Он не написал ей ни строчки с фронта. Да, ее письма перехватывались гестапо, но почему в той стопке не было ни одного его
письма? Разве не могло Рихарда встревожить ее долгое молчание? А ведь если бы эти письма были, Ротбауэр прочитал бы ей с огромным удовольствием, наслаждаясь ее эмоциями, как читал ее собственное письмо. Чтобы ударить побольнее. Значит, писем не было. Значит, Рихард вычеркнул ее из жизни, словно ее и не было, как и говорил когда-то. И оставалось только утешать себя, что тому причиной были его собственные принципы и правила, а не навязанная нацистская идеология рейха. Когда-то ей нравилось, что он не изменил себе, а остался верен своим интересам, пусть они и шли вразрез с общепринятыми правилами его страны. Что он стойко держался своих убеждений. И как это было видно сейчас, он остался прежним.Все те же фразы про родную землю и народ, который он поклялся защищать. Те же слова о верности и чести, которые когда-то так злили ее. Все тот же Рихард в каждом слове коротких фраз, которые вынесли на обложку. «Я солдат своей страны», так он сказал ей когда-то. А потом добавил к этим словам такое страшное для нее сейчас: «Я не смогу простить…»

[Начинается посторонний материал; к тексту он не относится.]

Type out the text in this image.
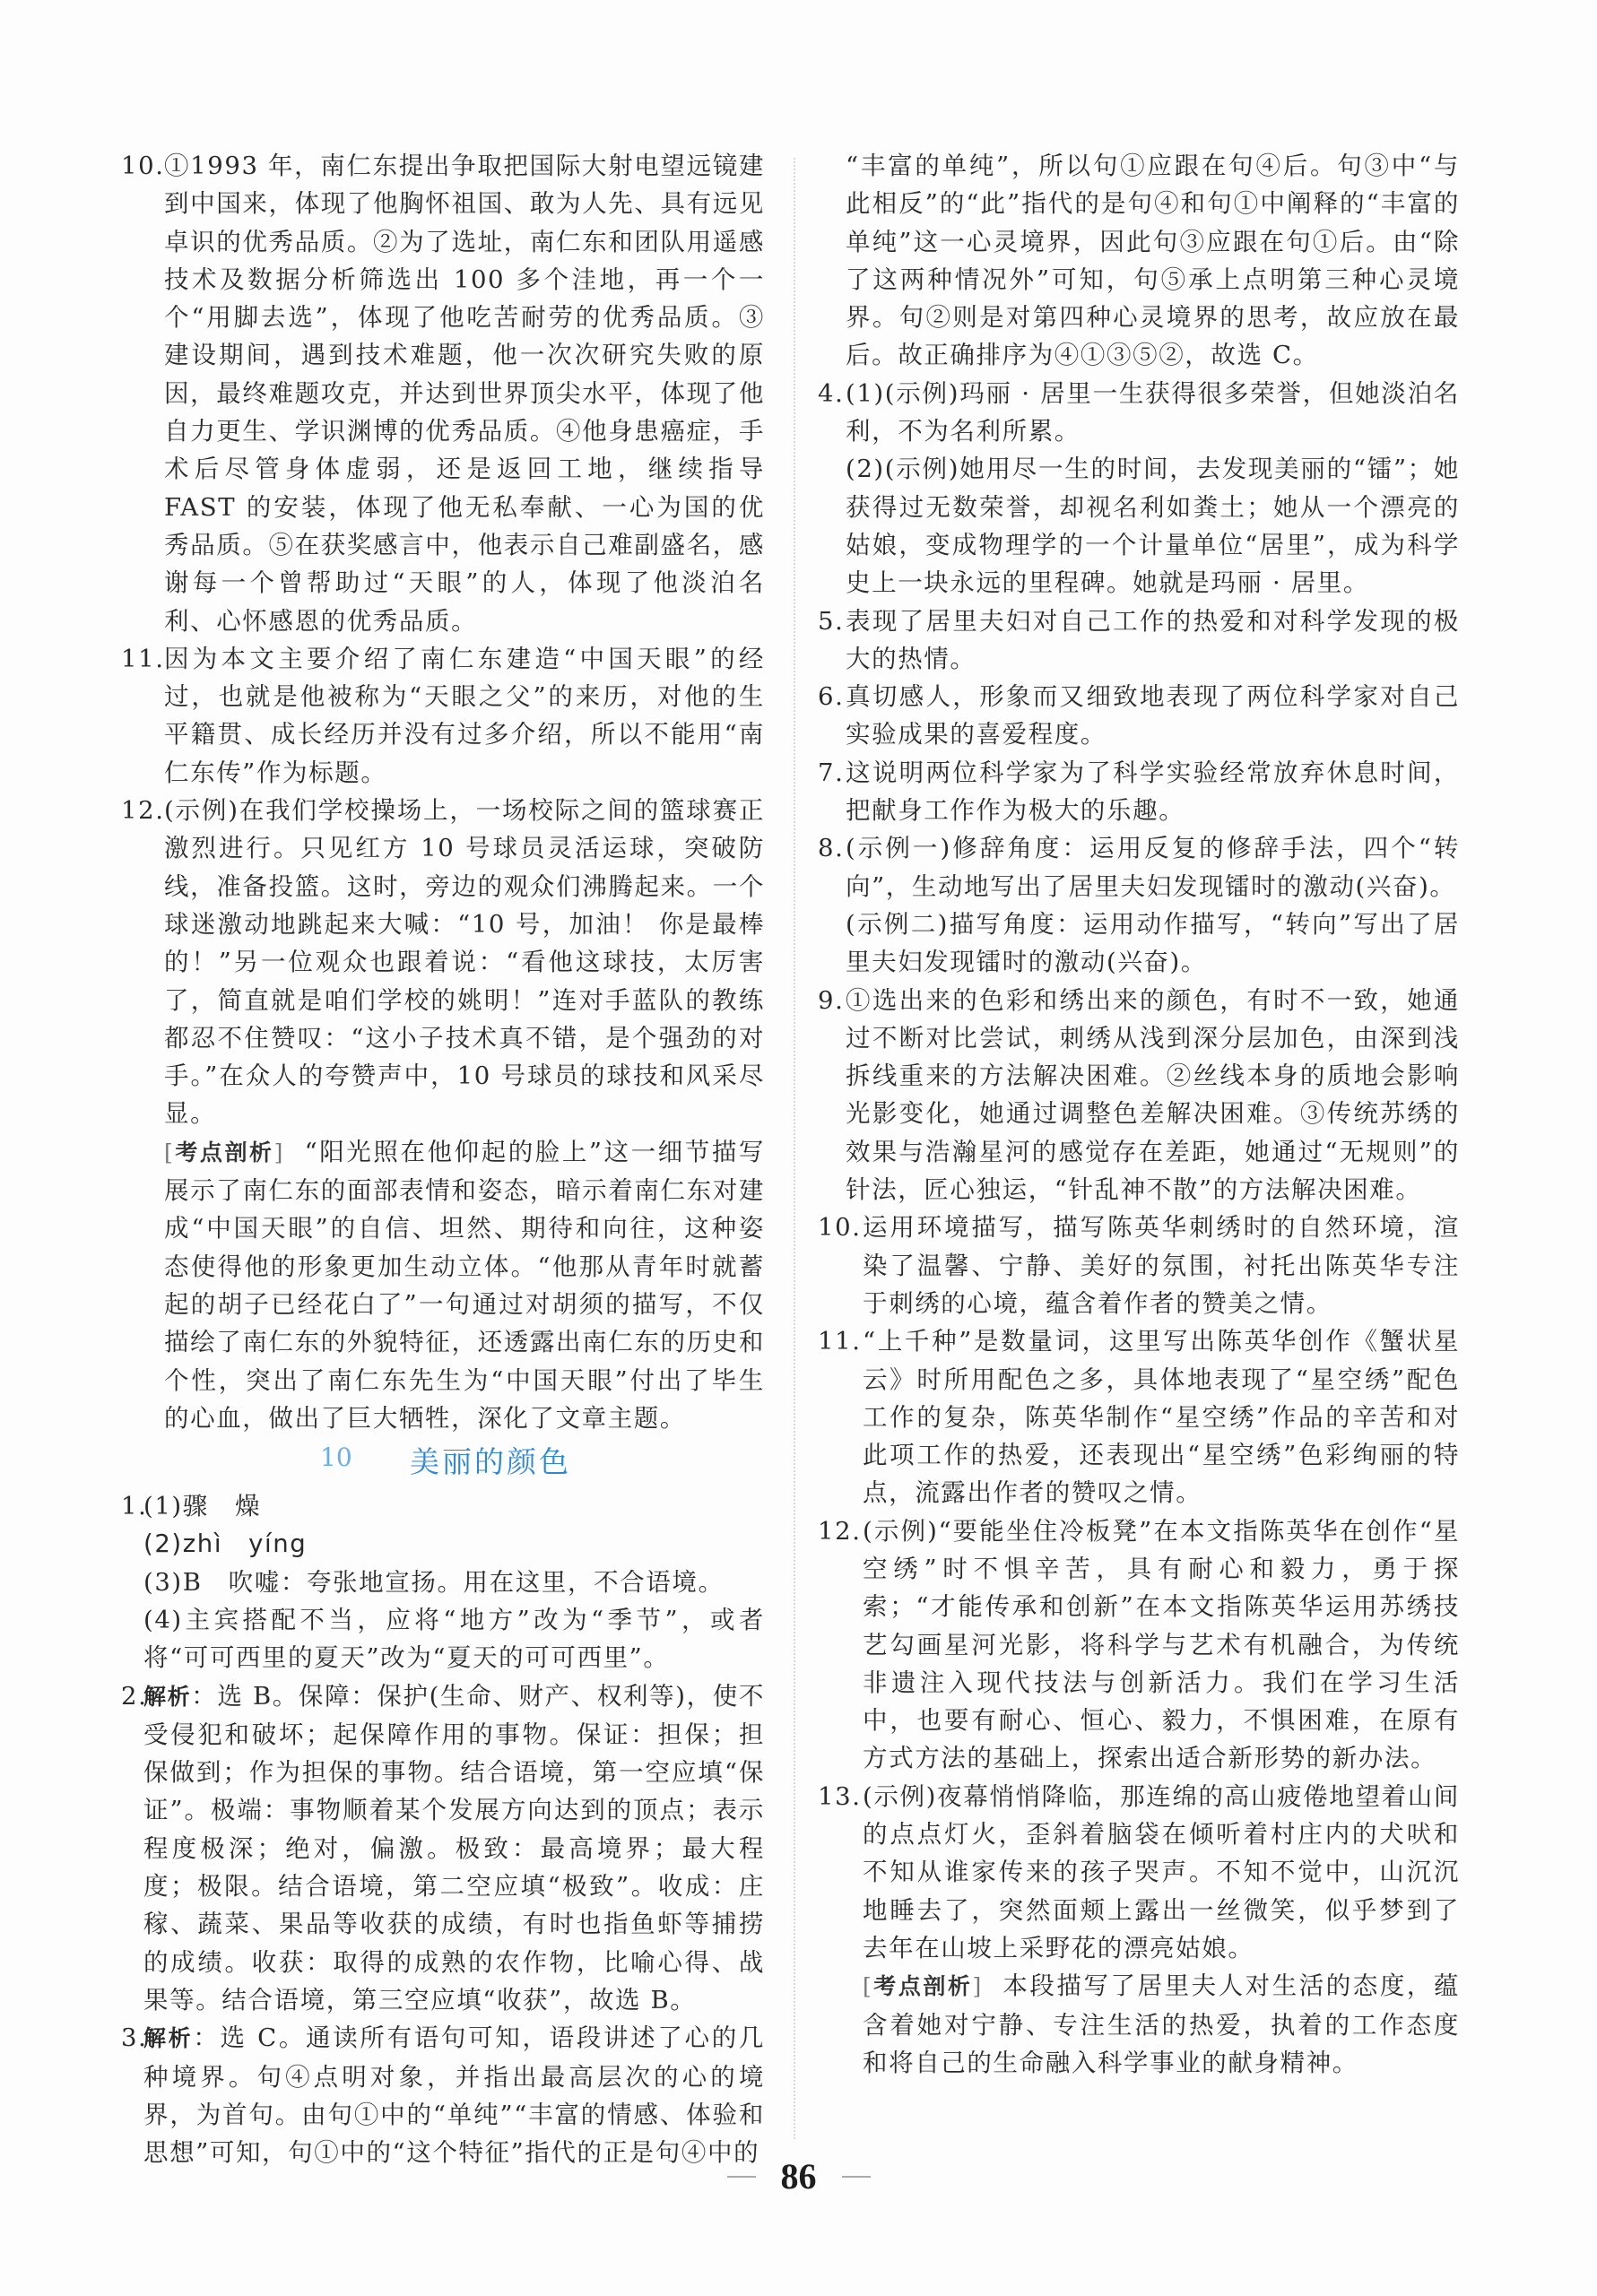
10. ①1993 年，南仁东提出争取把国际大射电望远镜建到中国来，体现了他胸怀祖国、敢为人先、具有远见卓识的优秀品质。②为了选址，南仁东和团队用遥感技术及数据分析筛选出 100 多个洼地，再一个一个“用脚去选”，体现了他吃苦耐劳的优秀品质。③建设期间，遇到技术难题，他一次次研究失败的原因，最终难题攻克，并达到世界顶尖水平，体现了他自力更生、学识渊博的优秀品质。④他身患癌症，手术后尽管身体虚弱，还是返回工地，继续指导 FAST 的安装，体现了他无私奉献、一心为国的优秀品质。⑤在获奖感言中，他表示自己难副盛名，感谢每一个曾帮助过“天眼”的人，体现了他淡泊名利、心怀感恩的优秀品质。
11. 因为本文主要介绍了南仁东建造“中国天眼”的经过，也就是他被称为“天眼之父”的来历，对他的生平籍贯、成长经历并没有过多介绍，所以不能用“南仁东传”作为标题。
12. (示例)在我们学校操场上，一场校际之间的篮球赛正激烈进行。只见红方 10 号球员灵活运球，突破防线，准备投篮。这时，旁边的观众们沸腾起来。一个球迷激动地跳起来大喊：“10 号，加油！ 你是最棒的！”另一位观众也跟着说：“看他这球技，太厉害了，简直就是咱们学校的姚明！”连对手蓝队的教练都忍不住赞叹：“这小子技术真不错，是个强劲的对手。”在众人的夸赞声中，10 号球员的球技和风采尽显。
[考点剖析] “阳光照在他仰起的脸上”这一细节描写展示了南仁东的面部表情和姿态，暗示着南仁东对建成“中国天眼”的自信、坦然、期待和向往，这种姿态使得他的形象更加生动立体。“他那从青年时就蓄起的胡子已经花白了”一句通过对胡须的描写，不仅描绘了南仁东的外貌特征，还透露出南仁东的历史和个性，突出了南仁东先生为“中国天眼”付出了毕生的心血，做出了巨大牺牲，深化了文章主题。
10 美丽的颜色
1.
(1)骤　燥
(2)zhì　yíng
(3)B　吹嘘：夸张地宣扬。用在这里，不合语境。
(4)主宾搭配不当，应将“地方”改为“季节”，或者将“可可西里的夏天”改为“夏天的可可西里”。
2.
解析：选 B。保障：保护(生命、财产、权利等)，使不受侵犯和破坏；起保障作用的事物。保证：担保；担保做到；作为担保的事物。结合语境，第一空应填“保证”。极端：事物顺着某个发展方向达到的顶点；表示程度极深；绝对，偏激。极致：最高境界；最大程度；极限。结合语境，第二空应填“极致”。收成：庄稼、蔬菜、果品等收获的成绩，有时也指鱼虾等捕捞的成绩。收获：取得的成熟的农作物，比喻心得、战果等。结合语境，第三空应填“收获”，故选 B。
3.
解析：选 C。通读所有语句可知，语段讲述了心的几种境界。句④点明对象，并指出最高层次的心的境界，为首句。由句①中的“单纯”“丰富的情感、体验和思想”可知，句①中的“这个特征”指代的正是句④中的
“丰富的单纯”，所以句①应跟在句④后。句③中“与此相反”的“此”指代的是句④和句①中阐释的“丰富的单纯”这一心灵境界，因此句③应跟在句①后。由“除了这两种情况外”可知，句⑤承上点明第三种心灵境界。句②则是对第四种心灵境界的思考，故应放在最后。故正确排序为④①③⑤②，故选 C。
4. (1)(示例)玛丽 · 居里一生获得很多荣誉，但她淡泊名利，不为名利所累。
(2)(示例)她用尽一生的时间，去发现美丽的“镭”；她获得过无数荣誉，却视名利如粪土；她从一个漂亮的姑娘，变成物理学的一个计量单位“居里”，成为科学史上一块永远的里程碑。她就是玛丽 · 居里。
5. 表现了居里夫妇对自己工作的热爱和对科学发现的极大的热情。
6. 真切感人，形象而又细致地表现了两位科学家对自己实验成果的喜爱程度。
7. 这说明两位科学家为了科学实验经常放弃休息时间，把献身工作作为极大的乐趣。
8. (示例一)修辞角度：运用反复的修辞手法，四个“转向”，生动地写出了居里夫妇发现镭时的激动(兴奋)。
(示例二)描写角度：运用动作描写，“转向”写出了居里夫妇发现镭时的激动(兴奋)。
9. ①选出来的色彩和绣出来的颜色，有时不一致，她通过不断对比尝试，刺绣从浅到深分层加色，由深到浅拆线重来的方法解决困难。②丝线本身的质地会影响光影变化，她通过调整色差解决困难。③传统苏绣的效果与浩瀚星河的感觉存在差距，她通过“无规则”的针法，匠心独运，“针乱神不散”的方法解决困难。
10. 运用环境描写，描写陈英华刺绣时的自然环境，渲染了温馨、宁静、美好的氛围，衬托出陈英华专注于刺绣的心境，蕴含着作者的赞美之情。
11. “上千种”是数量词，这里写出陈英华创作《蟹状星云》时所用配色之多，具体地表现了“星空绣”配色工作的复杂，陈英华制作“星空绣”作品的辛苦和对此项工作的热爱，还表现出“星空绣”色彩绚丽的特点，流露出作者的赞叹之情。
12. (示例)“要能坐住冷板凳”在本文指陈英华在创作“星空绣”时不惧辛苦，具有耐心和毅力，勇于探索；“才能传承和创新”在本文指陈英华运用苏绣技艺勾画星河光影，将科学与艺术有机融合，为传统非遗注入现代技法与创新活力。我们在学习生活中，也要有耐心、恒心、毅力，不惧困难，在原有方式方法的基础上，探索出适合新形势的新办法。
13. (示例)夜幕悄悄降临，那连绵的高山疲倦地望着山间的点点灯火，歪斜着脑袋在倾听着村庄内的犬吠和不知从谁家传来的孩子哭声。不知不觉中，山沉沉地睡去了，突然面颊上露出一丝微笑，似乎梦到了去年在山坡上采野花的漂亮姑娘。
[考点剖析] 本段描写了居里夫人对生活的态度，蕴含着她对宁静、专注生活的热爱，执着的工作态度和将自己的生命融入科学事业的献身精神。
86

И все-таки ночами, когда темнота усыпляла логику и строгую рассудительность, внезапно пробуждалось сердце, которое пусть и робко, но все же вселяло в Лену сомнение в том, что разум был абсолютно прав. Она вспоминала другие слова, другие жесты и взгляды. И совершенно другие поступки, которые давали ей надежду на то, что могло быть что-то еще — глубже и серьезнее. Что-то такое, что по-прежнему не отпускало, хотя так было бы проще и легче. Что-то, что тянуло с невыносимой силой разыскать способ и выяснить все еще раз, только навсегда, в открытую, без всяких игр и секретов. Ее сводило с ума это мучительное желание. Раньше, пока Лена была занята поисками, она думала, что станет легче, когда она найдет доказательство того, что Рихард жив, а теперь понимала ясно, что стало только тяжелее.

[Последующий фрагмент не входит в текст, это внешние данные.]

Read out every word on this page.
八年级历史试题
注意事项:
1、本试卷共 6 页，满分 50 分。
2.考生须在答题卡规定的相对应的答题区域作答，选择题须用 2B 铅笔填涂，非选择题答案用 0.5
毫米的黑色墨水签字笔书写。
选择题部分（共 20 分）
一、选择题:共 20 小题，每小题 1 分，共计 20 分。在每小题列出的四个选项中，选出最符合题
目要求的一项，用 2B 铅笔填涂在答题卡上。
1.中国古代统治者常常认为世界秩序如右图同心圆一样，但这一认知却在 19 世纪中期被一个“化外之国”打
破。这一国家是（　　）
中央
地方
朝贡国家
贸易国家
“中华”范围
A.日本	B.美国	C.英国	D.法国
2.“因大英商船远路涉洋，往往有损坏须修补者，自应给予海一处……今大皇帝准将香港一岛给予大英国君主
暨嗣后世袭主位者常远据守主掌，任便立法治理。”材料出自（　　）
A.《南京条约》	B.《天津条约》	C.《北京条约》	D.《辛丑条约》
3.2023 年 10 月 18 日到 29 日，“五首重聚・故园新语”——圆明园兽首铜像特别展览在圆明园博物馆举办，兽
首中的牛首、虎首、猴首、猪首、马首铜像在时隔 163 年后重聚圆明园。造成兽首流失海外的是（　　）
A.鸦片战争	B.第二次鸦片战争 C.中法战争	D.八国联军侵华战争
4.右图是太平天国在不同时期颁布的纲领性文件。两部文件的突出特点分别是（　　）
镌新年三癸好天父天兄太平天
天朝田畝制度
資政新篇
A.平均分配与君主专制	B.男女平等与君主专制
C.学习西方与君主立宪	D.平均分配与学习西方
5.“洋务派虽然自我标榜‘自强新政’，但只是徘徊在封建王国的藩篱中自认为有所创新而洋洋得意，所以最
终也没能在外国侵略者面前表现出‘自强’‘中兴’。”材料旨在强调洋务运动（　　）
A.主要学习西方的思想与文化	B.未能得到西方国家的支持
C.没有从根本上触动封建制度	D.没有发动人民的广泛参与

Она тосковала по нему. Сердцем, душой и телом. Понимание того, что он где-то рядом, дышит с ней одним воздухом, ходит по той же земле, усугубляло стократно эту тоску. А мысль о том, что каждый новый день может отнять его у нее снова, но в этот раз навсегда, буквально убивала. Возможно, она даже и не узнает сейчас об этом — списки павших печатались все реже и реже, чтобы не уронить дух нации неисчислимыми потерями.

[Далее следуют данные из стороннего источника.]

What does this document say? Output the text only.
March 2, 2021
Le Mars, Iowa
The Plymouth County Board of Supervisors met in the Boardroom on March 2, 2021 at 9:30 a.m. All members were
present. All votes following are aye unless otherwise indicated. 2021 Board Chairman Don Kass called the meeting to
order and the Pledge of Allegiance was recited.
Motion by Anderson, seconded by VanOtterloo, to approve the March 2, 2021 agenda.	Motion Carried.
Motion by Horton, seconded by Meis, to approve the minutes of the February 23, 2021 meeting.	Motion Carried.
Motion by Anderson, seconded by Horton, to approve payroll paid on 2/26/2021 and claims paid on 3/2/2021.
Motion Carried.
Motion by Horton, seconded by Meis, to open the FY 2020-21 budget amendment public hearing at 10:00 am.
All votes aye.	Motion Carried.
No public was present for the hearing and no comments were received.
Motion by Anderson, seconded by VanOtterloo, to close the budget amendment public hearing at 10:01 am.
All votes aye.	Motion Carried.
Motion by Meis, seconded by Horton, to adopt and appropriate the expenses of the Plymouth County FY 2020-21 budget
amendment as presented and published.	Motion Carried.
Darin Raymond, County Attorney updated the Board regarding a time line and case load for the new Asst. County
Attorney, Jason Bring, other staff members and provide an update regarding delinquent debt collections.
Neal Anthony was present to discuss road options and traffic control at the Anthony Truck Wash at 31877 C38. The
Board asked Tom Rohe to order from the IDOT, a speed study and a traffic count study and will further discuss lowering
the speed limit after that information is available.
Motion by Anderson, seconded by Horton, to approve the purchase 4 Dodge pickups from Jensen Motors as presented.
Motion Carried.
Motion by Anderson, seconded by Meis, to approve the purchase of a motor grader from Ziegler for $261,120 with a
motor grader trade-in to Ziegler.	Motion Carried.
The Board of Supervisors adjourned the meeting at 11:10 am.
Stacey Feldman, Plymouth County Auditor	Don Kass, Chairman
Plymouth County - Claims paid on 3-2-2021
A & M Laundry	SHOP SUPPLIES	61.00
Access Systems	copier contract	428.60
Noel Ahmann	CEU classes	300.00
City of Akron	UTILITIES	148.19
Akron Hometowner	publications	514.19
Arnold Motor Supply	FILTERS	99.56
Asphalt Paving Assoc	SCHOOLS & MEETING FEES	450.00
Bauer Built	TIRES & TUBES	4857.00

Разум убеждал Лену логическими доводами, что, возможно, за его корреспонденцией следят по-прежнему особо, как тогда, в 1943 году, когда ее письма перехватывались на почте. И что, рискнув связаться с Рихардом, она таким образом определенно наведет на свой след ищеек Ротбауэра. Но больше разум пугал ее иными возможными последствиями. Например, что Рихарду она стала совершено безразлична после совершенного предательства. Что он не только не ответит на ее письмо, а наоборот — сам выдаст ее властям, как когда-то грозился при прощании в Розенбурге. Это маленькое, но настолько сильное сомнение давило тяжеленным камнем на сердце, давя на корню его слабые возражения.